Ensure that the rectangle is of appropriate size and shape to permit you to secure the standoffs to the top plate.
Drill holes in the rectangle at the appropriate locations and if needed into the top frame member as well.
Attach the standoffs to the top frame member and to the Rectangular top you have made.
Adhere the GPS/Compass module to the center of the top of the top cover (it doesn’t matter which way it is facing).
Connect the GPS / Compass module to the PX4IO with the supplied wiring cables.
Note my setup uses an older style UBlox standalone GPS which I have mounted directly to the PX4 stack.
Final assembly¶
Mount the battery between the lower frame sections and secure it with a Velcro strap inserted through the bottom frame plate slots.
Route and secure the wires and cables with Zip Ties as shown to prevent snagging on the propellers or anything else.
Ensure that the battery cable is secure but accessible to be plugged in when needed.
Setup and additions¶
Your Flip can now be configured as described elsewhere in this wiki for Pixhawk.
There is space for a 3DR telemetry radio and / or an OSD and FPV transmitter between the 2 side tabs.

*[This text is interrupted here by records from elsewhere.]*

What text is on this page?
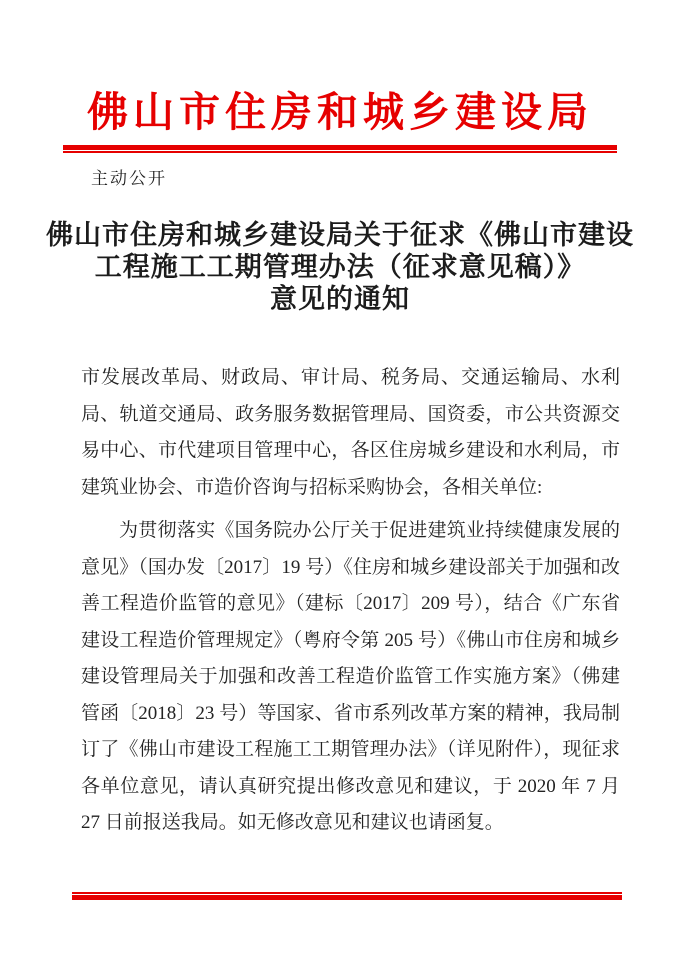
佛山市住房和城乡建设局
主动公开
佛山市住房和城乡建设局关于征求《佛山市建设
工程施工工期管理办法（征求意见稿）》
意见的通知

市发展改革局、财政局、审计局、税务局、交通运输局、水利局、轨道交通局、政务服务数据管理局、国资委，市公共资源交易中心、市代建项目管理中心，各区住房城乡建设和水利局，市建筑业协会、市造价咨询与招标采购协会，各相关单位:

为贯彻落实《国务院办公厅关于促进建筑业持续健康发展的意见》（国办发〔2017〕19 号）《住房和城乡建设部关于加强和改善工程造价监管的意见》（建标〔2017〕209 号），结合《广东省建设工程造价管理规定》（粤府令第 205 号）《佛山市住房和城乡建设管理局关于加强和改善工程造价监管工作实施方案》（佛建管函〔2018〕23 号）等国家、省市系列改革方案的精神，我局制订了《佛山市建设工程施工工期管理办法》（详见附件），现征求各单位意见，请认真研究提出修改意见和建议，于 2020 年 7 月 27 日前报送我局。如无修改意见和建议也请函复。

An FPV camera may easily be mounted in front of the battery between the 2 front tabs.
If you use FPV keep its transmitter and antenna well away from the GPS.
The Flip has more than adequate power to support a GoPro camera with a brushless gimbal and the necessary extended landing gear.
I have had several crashes and only managed to break 2 props while trying (unsuccessfully) to cut down a 80’ bull pine tree with them.
This little copter is very high performance, fully acrobatic, surprisingly efficient and nearly indestructible and it is a blast to fly.